Andererseits listet Miller auch die Konkurrenz auf, in deren Umfeld Nichols sich eben leider nicht behaupten konnte: das geht von Exotinnen wie Toshiko Akiyoshi und Jutta Hipp (Miller nennt noch ein paar weitere, die man heute vergessen hat, auch einen neuen „Liberace des Jazz“ und sowas, die damalige Kritik war halt auch noch ein recht unseriöses Business, Nichols hat sich dazu ja auch geäussert), aber auch diverse Debuttanten derselben Zeit: Phineas Newborn, Cecil Taylor und diverse andere nahmen 1956 ihre ersten Alben als Leader auf.

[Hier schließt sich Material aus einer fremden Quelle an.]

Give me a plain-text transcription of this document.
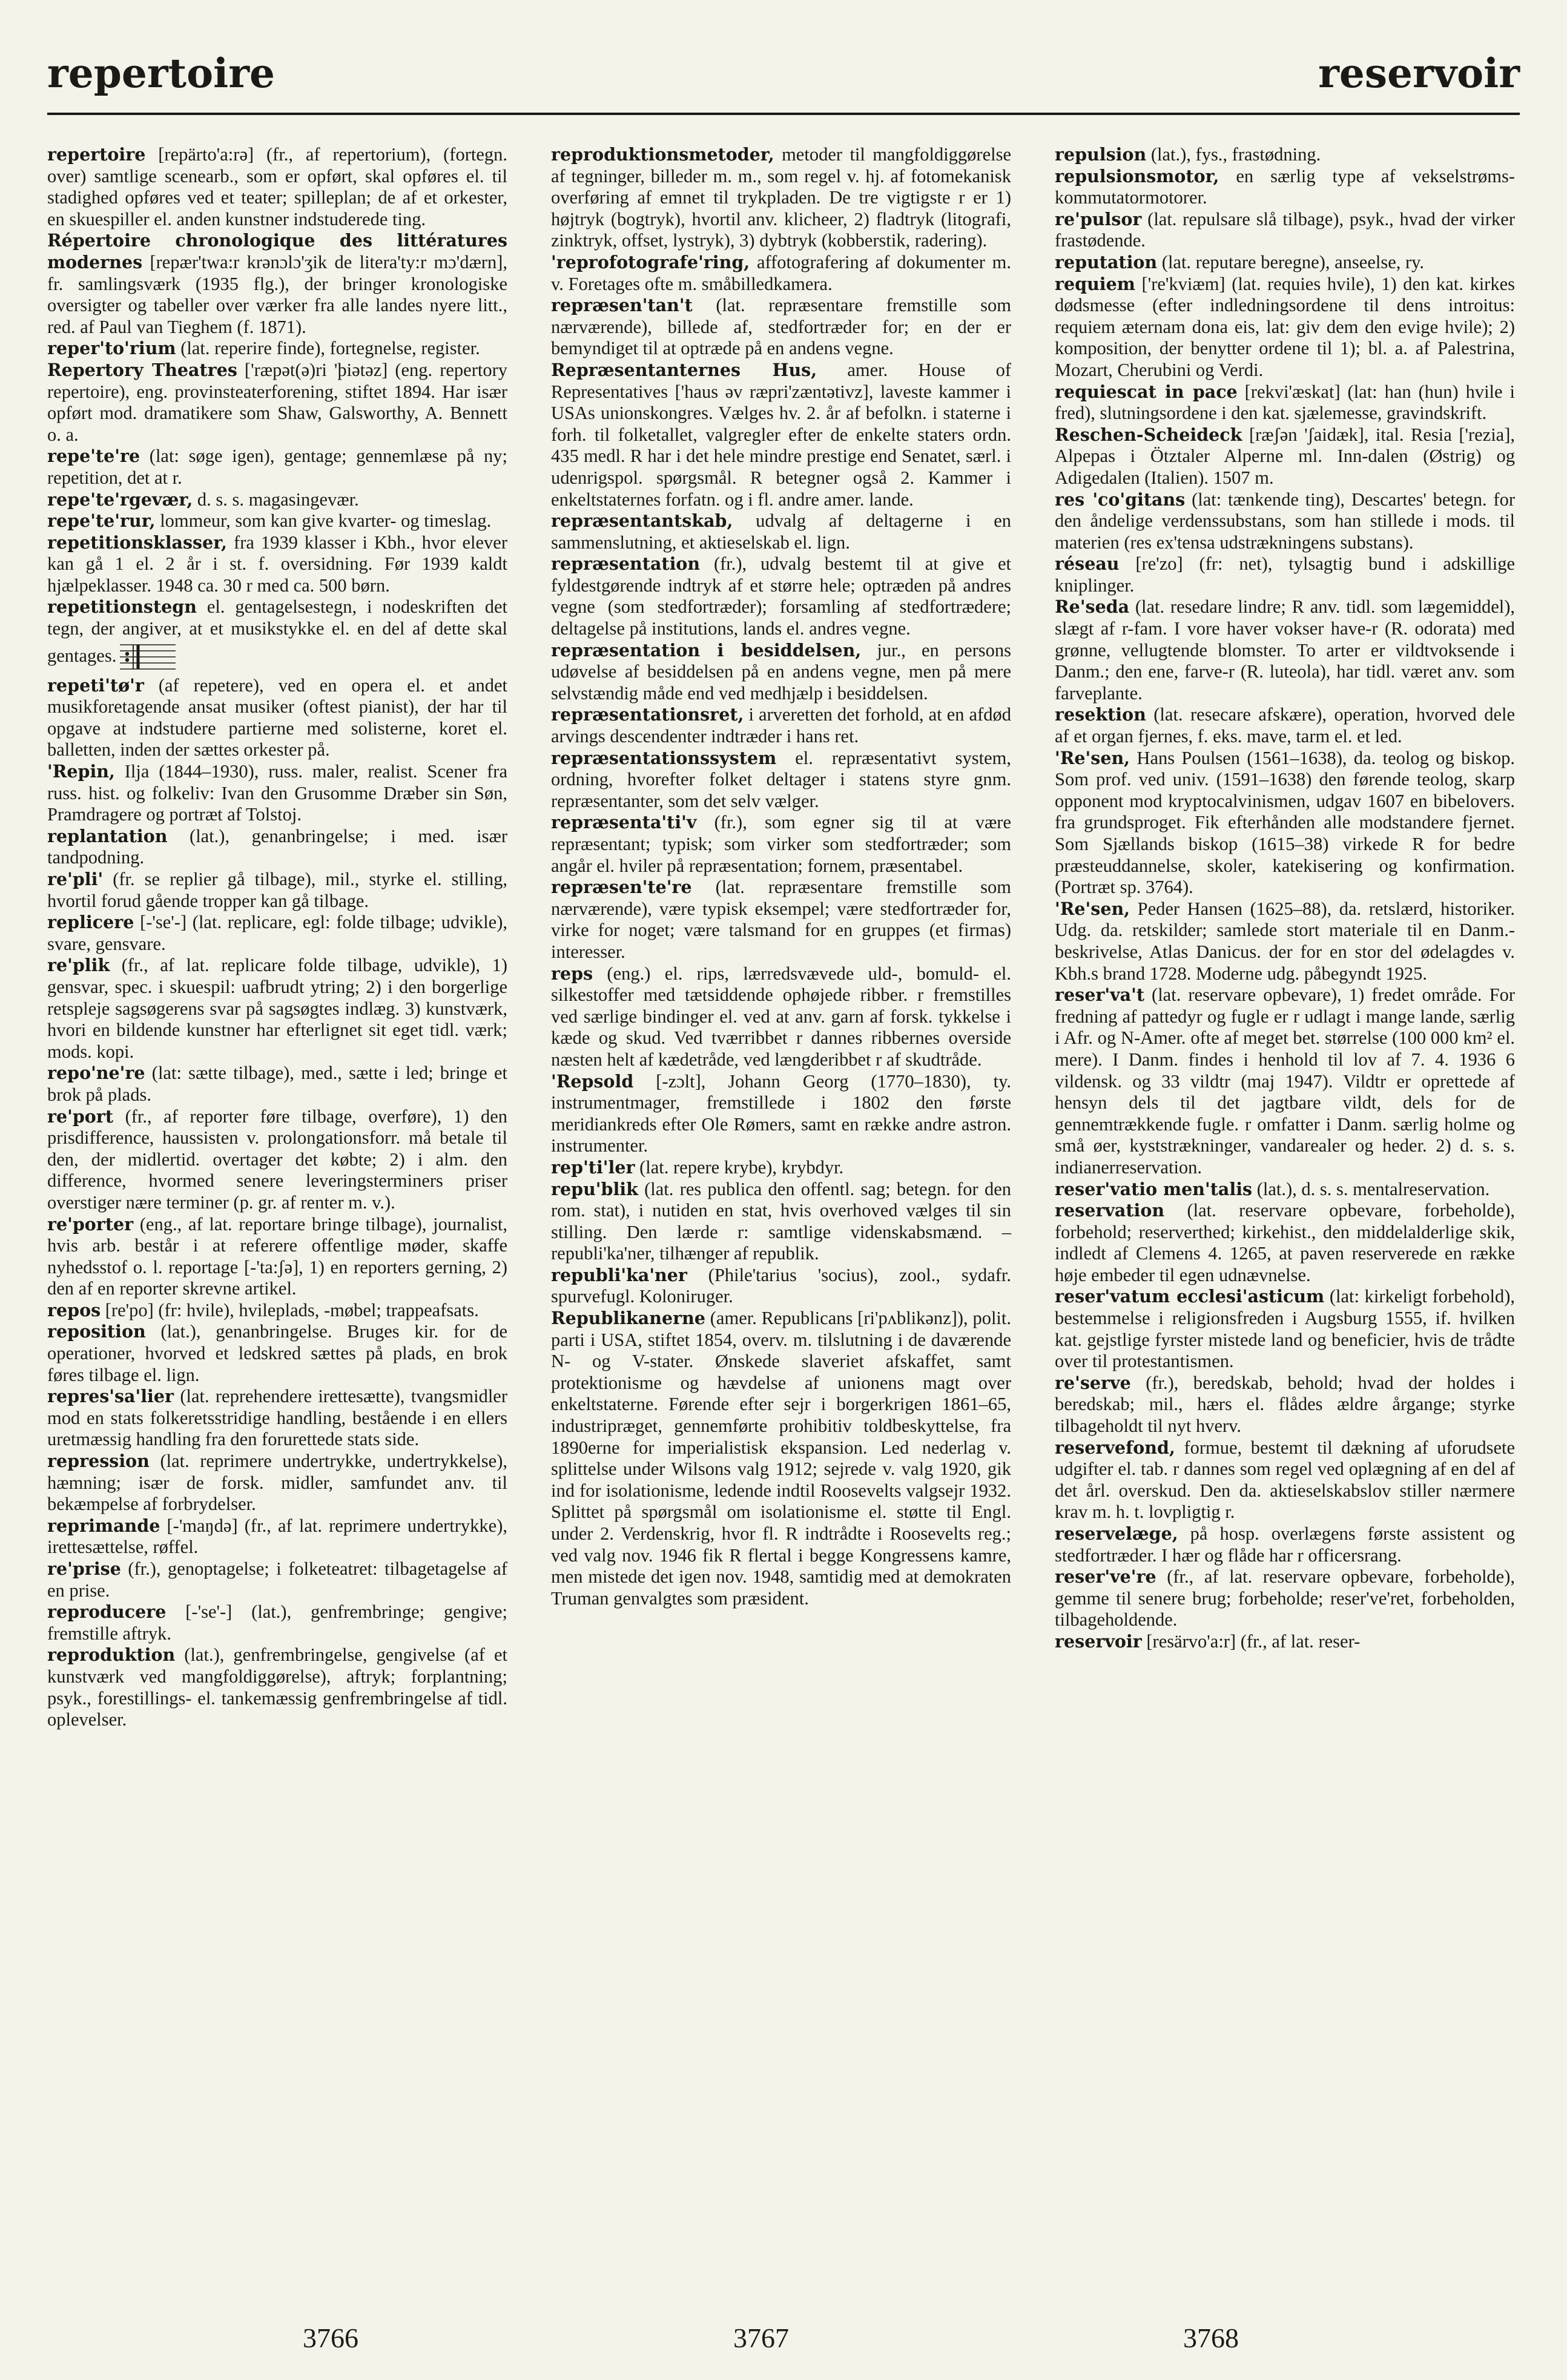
repertoire	reservoir

repertoire [repärto'a:rə] (fr., af repertorium), (fortegn. over) samtlige scenearb., som er opført, skal opføres el. til stadighed opføres ved et teater; spilleplan; de af et orkester, en skuespiller el. anden kunstner indstuderede ting.

Répertoire chronologique des littératures modernes [repær'twa:r krənɔlɔ'ʒik de litera'ty:r mɔ'dærn], fr. samlingsværk (1935 flg.), der bringer kronologiske oversigter og tabeller over værker fra alle landes nyere litt., red. af Paul van Tieghem (f. 1871).

reper'to'rium (lat. reperire finde), fortegnelse, register.

Repertory Theatres ['ræpət(ə)ri 'þiətəz] (eng. repertory repertoire), eng. provinsteaterforening, stiftet 1894. Har især opført mod. dramatikere som Shaw, Galsworthy, A. Bennett o. a.

repe'te're (lat: søge igen), gentage; gennemlæse på ny; repetition, det at r.

repe'te'rgevær, d. s. s. magasingevær.

repe'te'rur, lommeur, som kan give kvarter- og timeslag.

repetitionsklasser, fra 1939 klasser i Kbh., hvor elever kan gå 1 el. 2 år i st. f. oversidning. Før 1939 kaldt hjælpeklasser. 1948 ca. 30 r med ca. 500 børn.

repetitionstegn el. gentagelsestegn, i nodeskriften det tegn, der angiver, at et musikstykke el. en del af dette skal gentages.

repeti'tø'r (af repetere), ved en opera el. et andet musikforetagende ansat musiker (oftest pianist), der har til opgave at indstudere partierne med solisterne, koret el. balletten, inden der sættes orkester på.

'Repin, Ilja (1844–1930), russ. maler, realist. Scener fra russ. hist. og folkeliv: Ivan den Grusomme Dræber sin Søn, Pramdragere og portræt af Tolstoj.

replantation (lat.), genanbringelse; i med. især tandpodning.

re'pli' (fr. se replier gå tilbage), mil., styrke el. stilling, hvortil forud gående tropper kan gå tilbage.

replicere [-'se'-] (lat. replicare, egl: folde tilbage; udvikle), svare, gensvare.

re'plik (fr., af lat. replicare folde tilbage, udvikle), 1) gensvar, spec. i skuespil: uafbrudt ytring; 2) i den borgerlige retspleje sagsøgerens svar på sagsøgtes indlæg. 3) kunstværk, hvori en bildende kunstner har efterlignet sit eget tidl. værk; mods. kopi.

repo'ne're (lat: sætte tilbage), med., sætte i led; bringe et brok på plads.

re'port (fr., af reporter føre tilbage, overføre), 1) den prisdifference, haussisten v. prolongationsforr. må betale til den, der midlertid. overtager det købte; 2) i alm. den difference, hvormed senere leveringsterminers priser overstiger nære terminer (p. gr. af renter m. v.).

re'porter (eng., af lat. reportare bringe tilbage), journalist, hvis arb. består i at referere offentlige møder, skaffe nyhedsstof o. l. reportage [-'ta:ʃə], 1) en reporters gerning, 2) den af en reporter skrevne artikel.

repos [re'po] (fr: hvile), hvileplads, -møbel; trappeafsats.

reposition (lat.), genanbringelse. Bruges kir. for de operationer, hvorved et ledskred sættes på plads, en brok føres tilbage el. lign.

repres'sa'lier (lat. reprehendere irettesætte), tvangsmidler mod en stats folkeretsstridige handling, bestående i en ellers uretmæssig handling fra den forurettede stats side.

repression (lat. reprimere undertrykke, undertrykkelse), hæmning; især de forsk. midler, samfundet anv. til bekæmpelse af forbrydelser.

reprimande [-'maŋdə] (fr., af lat. reprimere undertrykke), irettesættelse, røffel.

re'prise (fr.), genoptagelse; i folketeatret: tilbagetagelse af en prise.

reproducere [-'se'-] (lat.), genfrembringe; gengive; fremstille aftryk.

reproduktion (lat.), genfrembringelse, gengivelse (af et kunstværk ved mangfoldiggørelse), aftryk; forplantning; psyk., forestillings- el. tankemæssig genfrembringelse af tidl. oplevelser.

reproduktionsmetoder, metoder til mangfoldiggørelse af tegninger, billeder m. m., som regel v. hj. af fotomekanisk overføring af emnet til trykpladen. De tre vigtigste r er 1) højtryk (bogtryk), hvortil anv. klicheer, 2) fladtryk (litografi, zinktryk, offset, lystryk), 3) dybtryk (kobberstik, radering).

'reprofotografe'ring, affotografering af dokumenter m. v. Foretages ofte m. småbilledkamera.

repræsen'tan't (lat. repræsentare fremstille som nærværende), billede af, stedfortræder for; en der er bemyndiget til at optræde på en andens vegne.

Repræsentanternes Hus, amer. House of Representatives ['haus əv ræpri'zæntətivz], laveste kammer i USAs unionskongres. Vælges hv. 2. år af befolkn. i staterne i forh. til folketallet, valgregler efter de enkelte staters ordn. 435 medl. R har i det hele mindre prestige end Senatet, særl. i udenrigspol. spørgsmål. R betegner også 2. Kammer i enkeltstaternes forfatn. og i fl. andre amer. lande.

repræsentantskab, udvalg af deltagerne i en sammenslutning, et aktieselskab el. lign.

repræsentation (fr.), udvalg bestemt til at give et fyldestgørende indtryk af et større hele; optræden på andres vegne (som stedfortræder); forsamling af stedfortrædere; deltagelse på institutions, lands el. andres vegne.

repræsentation i besiddelsen, jur., en persons udøvelse af besiddelsen på en andens vegne, men på mere selvstændig måde end ved medhjælp i besiddelsen.

repræsentationsret, i arveretten det forhold, at en afdød arvings descendenter indtræder i hans ret.

repræsentationssystem el. repræsentativt system, ordning, hvorefter folket deltager i statens styre gnm. repræsentanter, som det selv vælger.

repræsenta'ti'v (fr.), som egner sig til at være repræsentant; typisk; som virker som stedfortræder; som angår el. hviler på repræsentation; fornem, præsentabel.

repræsen'te're (lat. repræsentare fremstille som nærværende), være typisk eksempel; være stedfortræder for, virke for noget; være talsmand for en gruppes (et firmas) interesser.

reps (eng.) el. rips, lærredsvævede uld-, bomuld- el. silkestoffer med tætsiddende ophøjede ribber. r fremstilles ved særlige bindinger el. ved at anv. garn af forsk. tykkelse i kæde og skud. Ved tværribbet r dannes ribbernes overside næsten helt af kædetråde, ved længderibbet r af skudtråde.

'Repsold [-zɔlt], Johann Georg (1770–1830), ty. instrumentmager, fremstillede i 1802 den første meridiankreds efter Ole Rømers, samt en række andre astron. instrumenter.

rep'ti'ler (lat. repere krybe), krybdyr.

repu'blik (lat. res publica den offentl. sag; betegn. for den rom. stat), i nutiden en stat, hvis overhoved vælges til sin stilling. Den lærde r: samtlige videnskabsmænd. – republi'ka'ner, tilhænger af republik.

republi'ka'ner (Phile'tarius 'socius), zool., sydafr. spurvefugl. Koloniruger.

Republikanerne (amer. Republicans [ri'pʌblikənz]), polit. parti i USA, stiftet 1854, overv. m. tilslutning i de daværende N- og V-stater. Ønskede slaveriet afskaffet, samt protektionisme og hævdelse af unionens magt over enkeltstaterne. Førende efter sejr i borgerkrigen 1861–65, industripræget, gennemførte prohibitiv toldbeskyttelse, fra 1890erne for imperialistisk ekspansion. Led nederlag v. splittelse under Wilsons valg 1912; sejrede v. valg 1920, gik ind for isolationisme, ledende indtil Roosevelts valgsejr 1932. Splittet på spørgsmål om isolationisme el. støtte til Engl. under 2. Verdenskrig, hvor fl. R indtrådte i Roosevelts reg.; ved valg nov. 1946 fik R flertal i begge Kongressens kamre, men mistede det igen nov. 1948, samtidig med at demokraten Truman genvalgtes som præsident.

repulsion (lat.), fys., frastødning.

repulsionsmotor, en særlig type af vekselstrøms-kommutatormotorer.

re'pulsor (lat. repulsare slå tilbage), psyk., hvad der virker frastødende.

reputation (lat. reputare beregne), anseelse, ry.

requiem ['re'kviæm] (lat. requies hvile), 1) den kat. kirkes dødsmesse (efter indledningsordene til dens introitus: requiem æternam dona eis, lat: giv dem den evige hvile); 2) komposition, der benytter ordene til 1); bl. a. af Palestrina, Mozart, Cherubini og Verdi.

requiescat in pace [rekvi'æskat] (lat: han (hun) hvile i fred), slutningsordene i den kat. sjælemesse, gravindskrift.

Reschen-Scheideck [ræʃən 'ʃaidæk], ital. Resia ['rezia], Alpepas i Ötztaler Alperne ml. Inn-dalen (Østrig) og Adigedalen (Italien). 1507 m.

res 'co'gitans (lat: tænkende ting), Descartes' betegn. for den åndelige verdenssubstans, som han stillede i mods. til materien (res ex'tensa udstrækningens substans).

réseau [re'zo] (fr: net), tylsagtig bund i adskillige kniplinger.

Re'seda (lat. resedare lindre; R anv. tidl. som lægemiddel), slægt af r-fam. I vore haver vokser have-r (R. odorata) med grønne, vellugtende blomster. To arter er vildtvoksende i Danm.; den ene, farve-r (R. luteola), har tidl. været anv. som farveplante.

resektion (lat. resecare afskære), operation, hvorved dele af et organ fjernes, f. eks. mave, tarm el. et led.

'Re'sen, Hans Poulsen (1561–1638), da. teolog og biskop. Som prof. ved univ. (1591–1638) den førende teolog, skarp opponent mod kryptocalvinismen, udgav 1607 en bibelovers. fra grundsproget. Fik efterhånden alle modstandere fjernet. Som Sjællands biskop (1615–38) virkede R for bedre præsteuddannelse, skoler, katekisering og konfirmation. (Portræt sp. 3764).

'Re'sen, Peder Hansen (1625–88), da. retslærd, historiker. Udg. da. retskilder; samlede stort materiale til en Danm.-beskrivelse, Atlas Danicus. der for en stor del ødelagdes v. Kbh.s brand 1728. Moderne udg. påbegyndt 1925.

reser'va't (lat. reservare opbevare), 1) fredet område. For fredning af pattedyr og fugle er r udlagt i mange lande, særlig i Afr. og N-Amer. ofte af meget bet. størrelse (100 000 km² el. mere). I Danm. findes i henhold til lov af 7. 4. 1936 6 vildensk. og 33 vildtr (maj 1947). Vildtr er oprettede af hensyn dels til det jagtbare vildt, dels for de gennemtrækkende fugle. r omfatter i Danm. særlig holme og små øer, kyststrækninger, vandarealer og heder. 2) d. s. s. indianerreservation.

reser'vatio men'talis (lat.), d. s. s. mentalreservation.

reservation (lat. reservare opbevare, forbeholde), forbehold; reserverthed; kirkehist., den middelalderlige skik, indledt af Clemens 4. 1265, at paven reserverede en række høje embeder til egen udnævnelse.

reser'vatum ecclesi'asticum (lat: kirkeligt forbehold), bestemmelse i religionsfreden i Augsburg 1555, if. hvilken kat. gejstlige fyrster mistede land og beneficier, hvis de trådte over til protestantismen.

re'serve (fr.), beredskab, behold; hvad der holdes i beredskab; mil., hærs el. flådes ældre årgange; styrke tilbageholdt til nyt hverv.

reservefond, formue, bestemt til dækning af uforudsete udgifter el. tab. r dannes som regel ved oplægning af en del af det årl. overskud. Den da. aktieselskabslov stiller nærmere krav m. h. t. lovpligtig r.

reservelæge, på hosp. overlægens første assistent og stedfortræder. I hær og flåde har r officersrang.

reser've're (fr., af lat. reservare opbevare, forbeholde), gemme til senere brug; forbeholde; reser've'ret, forbeholden, tilbageholdende.

reservoir [resärvo'a:r] (fr., af lat. reser-

3766	3767	3768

Auch interessant: bei der ersten Session mit Nichols wollte Lion dasselbe Gespann auffahren wie bei Monk und Horace Silver: Gene Ramey (b) und Art Blakey (d). Ramey erzählt die Geschichte ungefähr so (ich weiss gerade nicht mehr, was Millers Quelle ist, ob das auch aus dem Mosaic-Booklet kommt): Nichols hätte ihn bei einem Stück in C-Dur gebeten, in Des zu spielen (oder war’s umgekehrt? jedenfalls einen Halbton versetzt). Er hätte sich geweigert, weil das natürlich gar nicht gehe, und hätte Al McKibbon empfohlen. Dieser macht einen okayen Job auf den ersten vier Sessions, ist aber schon recht steif und intonationsmässig auch nicht immer auf der Höhe. Deutlich besser ist dann Teddy Kotick, der auf der zeitlich späteren fünften und letzten Session zu hören ist. Blakey wirkt ebenfalls etwas steif, mit Max Roach (Sessions 3 bis 5) wird das auch besser. Bin mir gerade nicht mehr sicher, aber Nat Hentoff (der in in Down Beat über Nichols‘ Alben schrieb) oder Bill Coss (einer von Nichols Fürsprechern, er schrieb in Metronome über die Alben und gab Nichols auch selbst Raum für einen Artikel über sich und seine Musik) nannten die Rhythmusgruppe des ersten Albums steif und unpassend … kann man durchaus so hören, aber muss man nicht, finde ich. Zudem: Nichols wollte für sich die grösstmögliche Freiheit, er brauchte also eine sichere Rhythmusgruppe, die den Beat betonte und nicht auch noch flexibel damit umsprang. Das änderte sich ja ungefähr zur selben Zeit bei Cecil Taylor allmählich (wobei das eigentlich erst Jahre später wirklich zu spüren ist, die Rhythmusgruppen auf den Sessions der Fünfziger sind ja auch ziemlich standard) … der war ja auch etwas älter, aber Nichols war nochmal 10 Jahre älter und sein Bezug zur Jazztradition viel enger, Duke Ellington war diesbezüglich wohl sein grösstes Vorbild (und sonst Prokofiev, zumal in seiner Jugend, später scheint Bartók es ihm besonders angetan zu haben – v.a. bei ersterem geht es nicht allein um das Werk sondern auch um den Pianisten, den aufführenden Musiker).